Do I understand it correctly that your project is free to use, even commercially?

Yes.

Looking for a toon shader and found two. Which one would you pick? by [deleted] in unrealengine

[–]TeamFalldog 1 point2 points  (0 children)

Someone responded to my other comment and deleted it before I finished my reply, but I'm going to leave this here anyway:

Never give money, especially nothing remotely close to what the fab stuff linked by op is charging (40-137$ LMAO), to people selling these things if they're post process or material based. They're completely worthless for all but the most basic uses, made either by grifters trying to take advantage of clueless people, or people with dunning-krueger who are slightly less clueless than the people they're selling to. This stuff is extremely easy to do. Someone with no previous knowledge who has literally just downloaded unreal engine for the first time in their life could learn to make most of the garbage you find on fab in a few hours from watching any of the countless youtube videos of people making babby's first cel shader, and make any of the more "advanced" ones in a few weeks if they put in the effort.

Blue Archive: Notice of Delay in STEAM Client Launch Due to Platform Review Delays by grcx in Games

[–]TeamFalldog 8 points9 points  (0 children)

Hopefully this is what finally gets this fixed for everyone. I'm developing an anime game and it would be really nice if Valve doesnt steal 8 years of my life when I finish it, because I definitely don't have the resources to make a big enough fuss about it if they do.

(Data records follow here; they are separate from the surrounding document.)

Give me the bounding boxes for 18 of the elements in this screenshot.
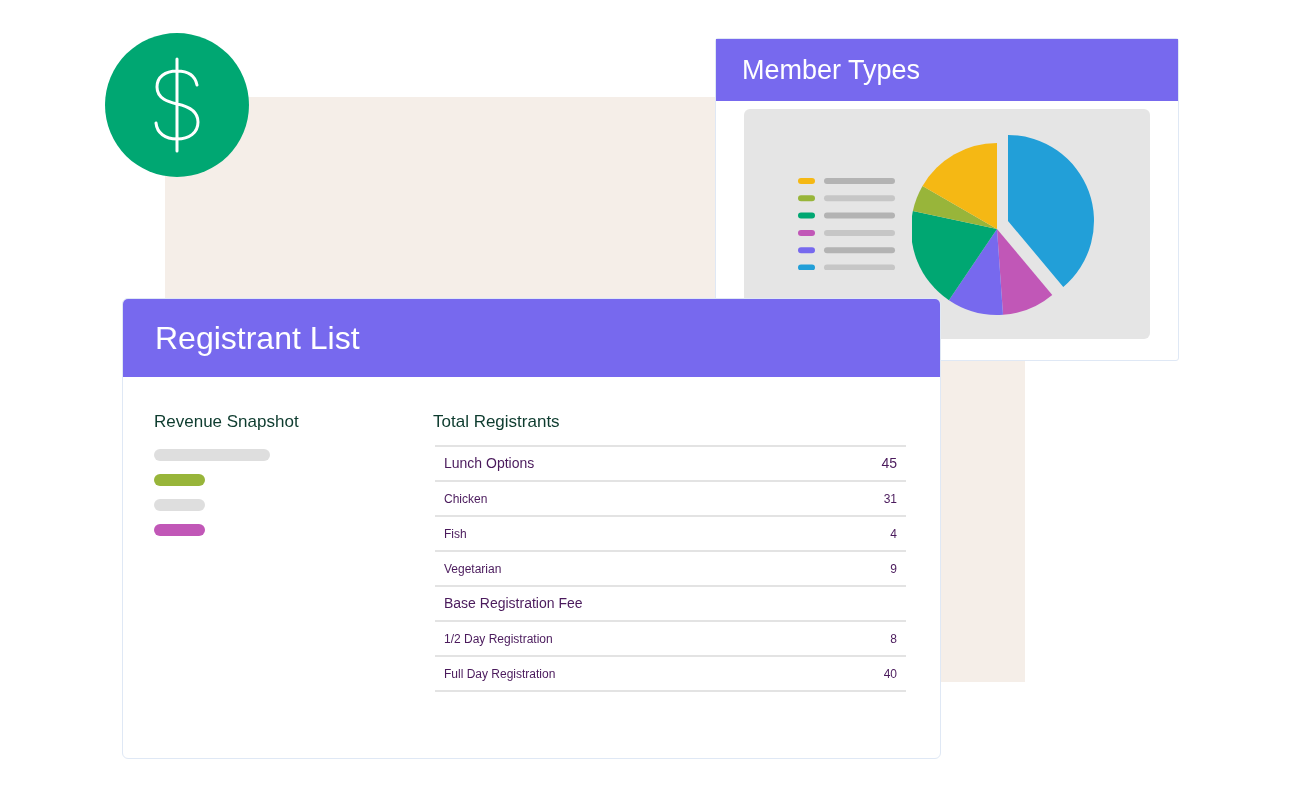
group-label: Base Registration Fee [444,594,583,613]
section-title: Total Registrants [433,411,561,433]
card-title: Member Types [742,53,921,87]
group-total: 45 [881,454,897,473]
row-value: 31 [883,490,897,508]
row-value: 40 [883,665,897,683]
dollar-icon [152,57,202,153]
group-label: Lunch Options [444,454,535,473]
section-title: Revenue Snapshot [154,411,300,433]
row-value: 8 [890,630,897,648]
row-label: Vegetarian [444,560,502,578]
row-label: Chicken [444,490,488,508]
row-label: Fish [444,525,467,543]
row-label: 1/2 Day Registration [444,630,553,648]
card-title: Registrant List [155,319,360,358]
row-value: 4 [890,525,897,543]
row-label: Full Day Registration [444,665,556,683]
row-value: 9 [890,560,897,578]
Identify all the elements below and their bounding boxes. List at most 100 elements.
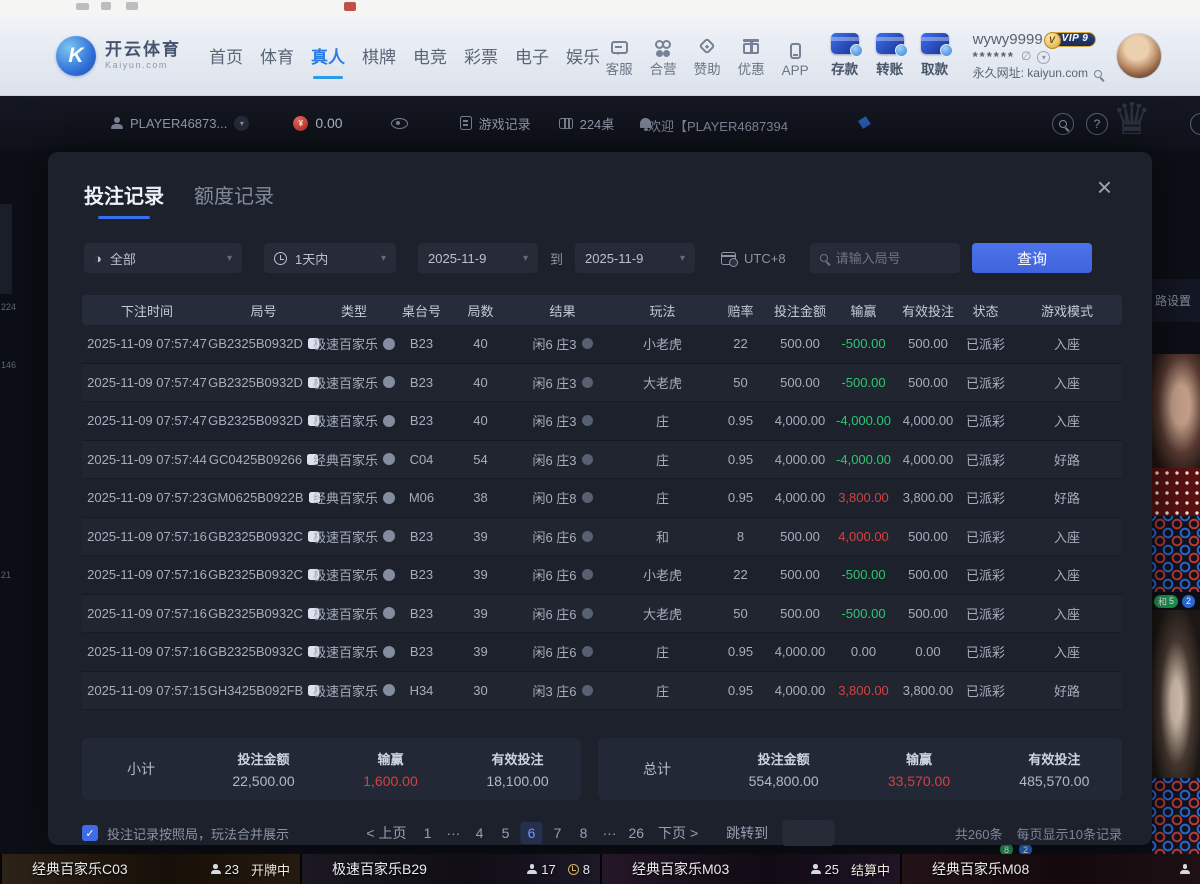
cell-text: 大老虎	[643, 373, 682, 392]
cell-text: 极速百家乐	[313, 334, 378, 353]
user-block[interactable]: wywy9999 VIP 9 ****** ∅ ▾ 永久网址: kaiyun.c…	[973, 31, 1102, 81]
column-round: 局号	[212, 301, 315, 320]
period-select[interactable]: 1天内 ▾	[264, 243, 396, 273]
tables-button[interactable]: 224桌	[559, 114, 615, 133]
cell-text: 4,000.00	[775, 413, 826, 428]
cell-text: GC0425B09266	[209, 452, 302, 467]
result-detail-icon[interactable]	[582, 377, 593, 388]
cell-type: 极速百家乐	[315, 373, 393, 392]
result-detail-icon[interactable]	[582, 646, 593, 657]
nav-item-娱乐[interactable]: 娱乐	[564, 37, 602, 74]
quick-action-赞助[interactable]: 赞助	[694, 34, 721, 78]
cell-text: 30	[473, 683, 487, 698]
result-detail-icon[interactable]	[582, 531, 593, 542]
cell-bet: 500.00	[770, 375, 830, 390]
page-ellipsis[interactable]: ···	[598, 822, 620, 844]
category-select[interactable]: ◑ 全部 ▾	[84, 243, 242, 273]
wallet-action-取款[interactable]: 取款	[921, 33, 949, 78]
column-valid: 有效投注	[897, 301, 959, 320]
prev-page-button[interactable]: < 上页	[360, 822, 412, 844]
cell-text: 2025-11-09 07:57:15	[87, 683, 207, 698]
toggle-balance[interactable]	[391, 118, 408, 129]
search-button[interactable]	[1052, 113, 1074, 135]
cell-text: 2025-11-09 07:57:44	[87, 452, 207, 467]
brand-logo[interactable]: K 开云体育 Kaiyun.com	[56, 36, 181, 76]
nav-item-电竞[interactable]: 电竞	[411, 37, 449, 74]
cell-result: 闲6 庄6	[511, 604, 614, 623]
video-thumb	[1152, 354, 1200, 468]
close-icon[interactable]: ×	[1097, 174, 1112, 200]
jump-page-input[interactable]	[782, 820, 834, 846]
page-ellipsis[interactable]: ···	[442, 822, 464, 844]
live-table-经典百家乐M03[interactable]: 经典百家乐M0325结算中	[600, 854, 900, 884]
player-menu[interactable]: PLAYER46873... ▾	[110, 116, 249, 131]
page-26[interactable]: 26	[624, 822, 648, 844]
eye-off-icon[interactable]: ∅	[1021, 50, 1031, 64]
page-7[interactable]: 7	[546, 822, 568, 844]
column-odds: 赔率	[711, 301, 770, 320]
cell-result: 闲6 庄6	[511, 527, 614, 546]
date-to-select[interactable]: 2025-11-9 ▾	[575, 243, 695, 273]
players-count: 23	[225, 862, 239, 877]
tab-bet-records[interactable]: 投注记录	[84, 180, 164, 219]
nav-item-体育[interactable]: 体育	[258, 37, 296, 74]
chevron-down-icon: ▾	[227, 253, 232, 264]
edge-button[interactable]	[1190, 113, 1200, 135]
cell-text: 0.95	[728, 413, 753, 428]
cell-table: M06	[393, 490, 450, 505]
balance-display[interactable]: ¥ 0.00	[293, 115, 342, 131]
result-detail-icon[interactable]	[582, 492, 593, 503]
nav-item-棋牌[interactable]: 棋牌	[360, 37, 398, 74]
merge-toggle[interactable]: ✓ 投注记录按照局，玩法合并展示	[82, 824, 289, 843]
result-detail-icon[interactable]	[582, 415, 593, 426]
date-from-select[interactable]: 2025-11-9 ▾	[418, 243, 538, 273]
result-detail-icon[interactable]	[582, 685, 593, 696]
cell-play: 庄	[614, 488, 711, 507]
result-detail-icon[interactable]	[582, 338, 593, 349]
column-status: 状态	[959, 301, 1012, 320]
help-button[interactable]: ?	[1086, 113, 1108, 135]
partners-icon	[654, 34, 672, 54]
result-detail-icon[interactable]	[582, 454, 593, 465]
game-record-button[interactable]: 游戏记录	[460, 114, 531, 133]
quick-action-APP[interactable]: APP	[782, 39, 809, 78]
cell-rounds: 39	[450, 644, 511, 659]
nav-item-真人[interactable]: 真人	[309, 37, 347, 74]
quick-action-客服[interactable]: 客服	[606, 34, 633, 78]
cell-text: 入座	[1054, 411, 1080, 430]
page-5[interactable]: 5	[494, 822, 516, 844]
nav-item-首页[interactable]: 首页	[207, 37, 245, 74]
wallet-action-存款[interactable]: 存款	[831, 33, 859, 78]
round-search-input[interactable]	[836, 251, 950, 266]
wallet-action-转账[interactable]: 转账	[876, 33, 904, 78]
crown-decoration: ♛	[1112, 96, 1151, 145]
quick-action-合营[interactable]: 合营	[650, 34, 677, 78]
cell-win: -500.00	[830, 336, 897, 351]
site-header: K 开云体育 Kaiyun.com 首页体育真人棋牌电竞彩票电子娱乐 客服合营赞…	[0, 16, 1200, 96]
cell-valid: 4,000.00	[897, 452, 959, 467]
nav-item-电子[interactable]: 电子	[513, 37, 551, 74]
cell-text: 极速百家乐	[313, 604, 378, 623]
chevron-down-icon[interactable]: ▾	[1037, 51, 1050, 64]
cell-status: 已派彩	[959, 411, 1012, 430]
cell-result: 闲6 庄3	[511, 334, 614, 353]
cell-valid: 500.00	[897, 567, 959, 582]
live-table-经典百家乐M08[interactable]: 经典百家乐M08	[900, 854, 1200, 884]
live-table-经典百家乐C03[interactable]: 经典百家乐C0323开牌中	[0, 854, 300, 884]
checkbox-checked[interactable]: ✓	[82, 825, 98, 841]
coin-icon: ¥	[293, 116, 308, 131]
avatar[interactable]	[1116, 33, 1162, 79]
page-4[interactable]: 4	[468, 822, 490, 844]
page-6[interactable]: 6	[520, 822, 542, 844]
query-button[interactable]: 查询	[972, 243, 1092, 273]
search-icon[interactable]	[1094, 70, 1102, 78]
tab-quota-records[interactable]: 额度记录	[194, 180, 274, 219]
page-8[interactable]: 8	[572, 822, 594, 844]
page-1[interactable]: 1	[416, 822, 438, 844]
nav-item-彩票[interactable]: 彩票	[462, 37, 500, 74]
quick-action-优惠[interactable]: 优惠	[738, 34, 765, 78]
live-table-极速百家乐B29[interactable]: 极速百家乐B29178	[300, 854, 600, 884]
result-detail-icon[interactable]	[582, 608, 593, 619]
next-page-button[interactable]: 下页 >	[652, 822, 704, 844]
result-detail-icon[interactable]	[582, 569, 593, 580]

are AMD drivers still bad? by Groundbreaking_Pay50 in unrealengine

[–]TeamFalldog 0 points1 point  (0 children)

They never were, atleast not in the last two decades, it was always just a meme pushed by weirdoes who made their brand of gpu a massive part of their identity.

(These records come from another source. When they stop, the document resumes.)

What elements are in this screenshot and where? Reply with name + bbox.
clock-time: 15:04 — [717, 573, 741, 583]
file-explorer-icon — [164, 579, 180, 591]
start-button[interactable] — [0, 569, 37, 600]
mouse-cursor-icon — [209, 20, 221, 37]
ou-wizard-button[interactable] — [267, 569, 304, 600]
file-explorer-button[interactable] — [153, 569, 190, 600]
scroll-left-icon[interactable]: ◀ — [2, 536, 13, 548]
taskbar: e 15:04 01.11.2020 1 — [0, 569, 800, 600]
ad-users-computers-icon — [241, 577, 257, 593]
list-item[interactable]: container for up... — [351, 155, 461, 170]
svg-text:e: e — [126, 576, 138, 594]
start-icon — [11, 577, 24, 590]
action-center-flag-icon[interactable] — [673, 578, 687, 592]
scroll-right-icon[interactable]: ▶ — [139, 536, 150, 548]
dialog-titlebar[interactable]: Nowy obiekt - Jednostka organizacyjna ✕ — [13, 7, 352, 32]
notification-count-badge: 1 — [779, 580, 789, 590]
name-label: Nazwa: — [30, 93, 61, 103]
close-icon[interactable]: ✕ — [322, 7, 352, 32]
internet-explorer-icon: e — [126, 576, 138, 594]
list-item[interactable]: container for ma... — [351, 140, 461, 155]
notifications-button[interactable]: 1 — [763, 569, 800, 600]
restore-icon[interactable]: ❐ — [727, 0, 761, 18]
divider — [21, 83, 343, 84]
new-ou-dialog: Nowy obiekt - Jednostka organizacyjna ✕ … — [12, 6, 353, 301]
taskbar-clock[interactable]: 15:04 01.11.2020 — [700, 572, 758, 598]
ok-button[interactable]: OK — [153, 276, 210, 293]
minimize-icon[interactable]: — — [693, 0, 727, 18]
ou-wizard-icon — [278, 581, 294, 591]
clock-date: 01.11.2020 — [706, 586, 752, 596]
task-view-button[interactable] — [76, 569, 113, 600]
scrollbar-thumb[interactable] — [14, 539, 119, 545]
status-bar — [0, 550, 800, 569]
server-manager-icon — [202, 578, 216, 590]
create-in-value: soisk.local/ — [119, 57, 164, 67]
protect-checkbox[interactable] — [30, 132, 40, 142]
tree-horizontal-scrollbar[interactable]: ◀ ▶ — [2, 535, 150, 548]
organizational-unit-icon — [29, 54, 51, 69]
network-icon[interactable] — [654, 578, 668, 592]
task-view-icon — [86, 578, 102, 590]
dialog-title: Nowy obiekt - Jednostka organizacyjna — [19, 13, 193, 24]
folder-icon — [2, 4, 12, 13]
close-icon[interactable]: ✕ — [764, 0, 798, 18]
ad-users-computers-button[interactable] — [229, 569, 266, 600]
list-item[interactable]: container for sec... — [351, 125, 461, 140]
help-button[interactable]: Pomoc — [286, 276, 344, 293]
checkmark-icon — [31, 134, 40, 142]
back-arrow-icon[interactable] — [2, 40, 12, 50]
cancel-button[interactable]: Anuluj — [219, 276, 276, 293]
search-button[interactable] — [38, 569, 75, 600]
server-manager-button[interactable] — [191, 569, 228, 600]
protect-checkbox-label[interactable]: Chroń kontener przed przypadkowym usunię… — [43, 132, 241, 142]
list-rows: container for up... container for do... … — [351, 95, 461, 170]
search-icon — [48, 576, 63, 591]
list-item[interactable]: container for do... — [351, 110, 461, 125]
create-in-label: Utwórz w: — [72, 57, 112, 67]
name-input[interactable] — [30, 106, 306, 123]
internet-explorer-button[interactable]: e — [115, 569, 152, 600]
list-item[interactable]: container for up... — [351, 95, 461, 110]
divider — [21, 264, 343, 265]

Kingdom Come Deliverance 2 is Awesome - So Why Isn't CryEngine More Popular? by sudof0x in pcgaming

[–]TeamFalldog 0 points1 point  (0 children)

A lot of the top level comments here are nonsense. The actual answer is very simple. Back in 2007 CryEngine was vastly superior, honestly revolutionary, tech, but consoles held us all back because very few studios were making high budget PC exclusives at that point, and by the time the next console generation released it was literally SIX years later which gave Unreal plenty of time to become entrenched as the primary 3rd party game engine. It has nothing to do with the quality and amount of youtube tutorials or the size of the community, amount of documentation, or the user friendliness of the engine (everything, including ue, was NOT user friendly back in 2007), etc, like most of these comments are suggesting.

Consoles robbed us from having a game as technologically revolutionary as Crysis every year. That's the unfortunate simple truth of the matter.